In what will be the first of many legal and regulatory challenges to the Trump administration’s scuttling of
an Obama-era effort to impose federal zoning on millions of acres of private land, a federal court has
tossed out Colorado’s request that the Environmental Protection Agency (EPA) and Army Corps of
Engineers (Corps) be enjoined from implementing the Trump rule pending a determination of the merits
of the case.
In its March 2 ruling in Colorado v. EPA, et al, the U.S. District Court of Appeals for the Tenth Circuit
overturned a lower court decision that had enjoined EPA and the Corps from carrying out the Trump
rule.
At issue is nearly five-decade-old confusion over what constitutes “waters of the United States” (WOTUS)
under the 1972 Clean Water Act (CWA). The CWA grants EPA and the Corps regulatory jurisdiction over
discharges into “navigable waters of the United States” but provides no real definition of its terms. Two
Supreme Court rulings and other legal challenges failed to clean up the mess.
Trump reverses Obama WOTUS rule
In 2015, the Obama administration “clarified’ the legal confusion by implementing a rule granting EPA
and the Corps sweeping powers to regulate activities on private land, including routine farming and
ranching operations. Two federal courts rejected key provisions of the Obama WOTUS rule. And in April
2020, the Trump EPA and Corps set aside much of the Obama rule and promulgated their own Navigable
Waters Protection Rule (NWPR). NWRP was an effort to reinsert the word “navigable” into the phrase
“waters of the United States,” so the feds wouldn’t be able to interfere with commercial activities on
private land that do not impinge on rivers, streams, bays, and other such bodies of water.

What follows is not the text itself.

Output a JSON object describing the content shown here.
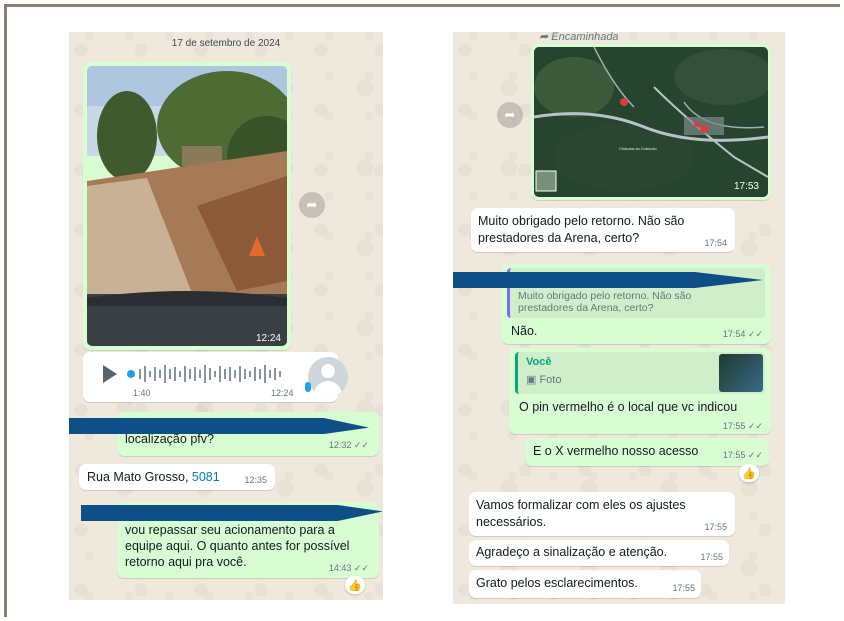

Had the Obama WOTUS rule, which expanded federal regulatory jurisdiction to such things as drainage
ditches and stock ponds, stayed in place, obtaining federal permits would have become a nightmare.
Landowners and small businesses would have faced the constant threat of lawsuits by environmental
groups alleging harm to bodies of water by almost any activity carried out on rural property.
Colorado, now politically dominated by urban interests, challenged NWPR, arguing that it didn’t provide
adequate protection to U.S. waters, and a district court agreed, issuing an order staying the effective
date of the NWPR and enjoining EPA and the Corps to continuing to administer the CWA under the then-
current regulations.
That decision has now been tossed out.
“The question before us is straightforward: Did the district court abuse its discretion when it granted
Colorado injunctive relief? The answer is yes,” the appeals court ruled. “Colorado asked for immediate
relief but hasn’t shown that it will suffer irreparable injury absent a preliminary injunction.”
Though narrowly focused, the ruling represents a setback for those hoping for a quick legal killing of the
Trump rule. The Biden administration, filled to the gills with environmental activists, will no doubt target
the Trump rule for extinction. As the 10th Circuit Court’s decision shows, however, the federal judiciary,
now stocked with over 230 Trump-appointed judges and three Supreme Court justices, will be less
friendly to an overreaching administrative regulatory state.
Siding against Colorado in its failed lawsuit were Chantell and Michael Sackett, a couple who were kept
from building their lakefront dream home in northern Idaho by the Obama EPA. Their property
contained no “waters of the United States,” navigable or otherwise. Thanks to the Pacific Legal
Foundation, the Sacketts won a Supreme Court case that allowed them to challenge EPA’s action.
Joining the Sacketts in opposing Colorado’s challenge were such groups as the American Farm Bureau
Federation, American Road and Transportation Builders Association, National Alliance of Forest Owners,
National Cattlemen’s Beef Association, and the U.S. Poultry and Egg Association.